Stephen Pasquini PA-C says
Costco products are tested and usually do carry The United States Pharmacopeia (USP) label, which is not something most resellers offer. In this sense, it does speak to the quality of Costco vitamins and supplements. This makes them an excellent option for patients looking for verified supplements in combination with the price.
Hi Stephen, thank you for this wonderful post. I am currently taking science courses in college so I can apply to nursing school and possibly PA school. I’m passionate about medicine, nutrition, and supplements, due to my own success with Hashimotos hypothyroidism.

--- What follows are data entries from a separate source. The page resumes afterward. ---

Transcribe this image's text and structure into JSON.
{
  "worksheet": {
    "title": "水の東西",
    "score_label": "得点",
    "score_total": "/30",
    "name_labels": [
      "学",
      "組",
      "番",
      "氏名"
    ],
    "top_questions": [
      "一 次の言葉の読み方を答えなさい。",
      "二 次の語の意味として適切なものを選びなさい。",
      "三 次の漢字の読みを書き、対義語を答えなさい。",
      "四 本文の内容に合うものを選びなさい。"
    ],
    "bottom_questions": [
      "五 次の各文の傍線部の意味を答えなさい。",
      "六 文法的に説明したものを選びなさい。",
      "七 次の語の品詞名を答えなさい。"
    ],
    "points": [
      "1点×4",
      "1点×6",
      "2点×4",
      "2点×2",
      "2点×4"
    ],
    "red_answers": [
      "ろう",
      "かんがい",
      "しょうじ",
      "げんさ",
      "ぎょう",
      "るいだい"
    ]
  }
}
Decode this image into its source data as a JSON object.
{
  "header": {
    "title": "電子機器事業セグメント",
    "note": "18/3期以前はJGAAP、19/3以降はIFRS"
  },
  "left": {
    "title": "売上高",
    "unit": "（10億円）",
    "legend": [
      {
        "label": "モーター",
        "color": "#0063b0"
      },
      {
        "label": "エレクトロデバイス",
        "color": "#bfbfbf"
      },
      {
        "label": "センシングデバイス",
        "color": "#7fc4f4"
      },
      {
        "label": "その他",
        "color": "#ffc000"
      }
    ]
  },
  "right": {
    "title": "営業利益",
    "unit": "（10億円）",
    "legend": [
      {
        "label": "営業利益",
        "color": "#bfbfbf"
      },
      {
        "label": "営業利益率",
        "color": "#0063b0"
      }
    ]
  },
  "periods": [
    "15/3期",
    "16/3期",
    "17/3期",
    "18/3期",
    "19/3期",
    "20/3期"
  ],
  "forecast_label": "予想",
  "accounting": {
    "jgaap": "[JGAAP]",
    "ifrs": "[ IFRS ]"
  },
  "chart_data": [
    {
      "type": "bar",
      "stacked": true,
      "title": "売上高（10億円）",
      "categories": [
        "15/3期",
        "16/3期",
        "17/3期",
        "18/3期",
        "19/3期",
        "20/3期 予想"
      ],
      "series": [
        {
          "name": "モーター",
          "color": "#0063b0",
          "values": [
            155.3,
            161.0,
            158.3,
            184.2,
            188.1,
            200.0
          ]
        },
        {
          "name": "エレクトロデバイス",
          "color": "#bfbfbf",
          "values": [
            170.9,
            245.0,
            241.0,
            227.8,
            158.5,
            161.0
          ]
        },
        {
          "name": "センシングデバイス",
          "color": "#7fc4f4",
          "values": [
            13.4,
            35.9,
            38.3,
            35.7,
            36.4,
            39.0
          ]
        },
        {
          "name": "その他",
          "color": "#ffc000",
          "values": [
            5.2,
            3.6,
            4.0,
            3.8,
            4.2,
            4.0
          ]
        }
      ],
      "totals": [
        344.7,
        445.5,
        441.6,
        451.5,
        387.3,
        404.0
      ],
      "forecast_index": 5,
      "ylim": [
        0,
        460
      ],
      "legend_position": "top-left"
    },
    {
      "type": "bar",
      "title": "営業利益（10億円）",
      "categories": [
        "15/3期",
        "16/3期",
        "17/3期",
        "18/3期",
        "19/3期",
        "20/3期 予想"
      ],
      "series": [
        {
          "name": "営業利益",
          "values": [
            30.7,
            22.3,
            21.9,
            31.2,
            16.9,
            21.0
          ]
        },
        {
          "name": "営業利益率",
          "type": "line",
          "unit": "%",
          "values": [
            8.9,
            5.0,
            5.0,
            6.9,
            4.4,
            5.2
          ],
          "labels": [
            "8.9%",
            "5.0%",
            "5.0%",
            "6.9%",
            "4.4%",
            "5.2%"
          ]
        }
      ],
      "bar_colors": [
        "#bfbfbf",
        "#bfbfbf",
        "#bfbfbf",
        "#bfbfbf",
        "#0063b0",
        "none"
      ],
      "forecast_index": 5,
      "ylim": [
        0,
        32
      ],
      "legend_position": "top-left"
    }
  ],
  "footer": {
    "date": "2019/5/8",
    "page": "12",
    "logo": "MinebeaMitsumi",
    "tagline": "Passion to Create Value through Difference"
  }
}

My question is: can a P.A. practicing in Texas recommend supplements, especially selenium, Vit D, B vitamins, and magnesium within the Daily Recommended Value for thyroid parients? Does it depend on the doctor they practice under? If they can, I will be more inclined towards PA vs. nurse.
Stephen Pasquini PA-C says
The short answer is yes. I am a big fan of an integrative approach to medicine. In fact, I took my cell phone and snapped pictures of my favorite supplement, combined this into a PDF and provide this to patients when appropriate as a guide to help them when they are shopping. Your supervising physician will be very happy to see you making the extra effort (as long as you are still seeing enough patients 🙂 ) Also, it probably depends on the supplement. If you are buying fish oil in bulk and selling it to patients at a mark-up or recommending medical cannabis to all your pain patients this may be frowned down upon. But if your recommendations are good and medically relevant than this is a huge asset and since the majority of patients are using supplements and vitamins it can be a great time to help them out and steer them in a healthy direction.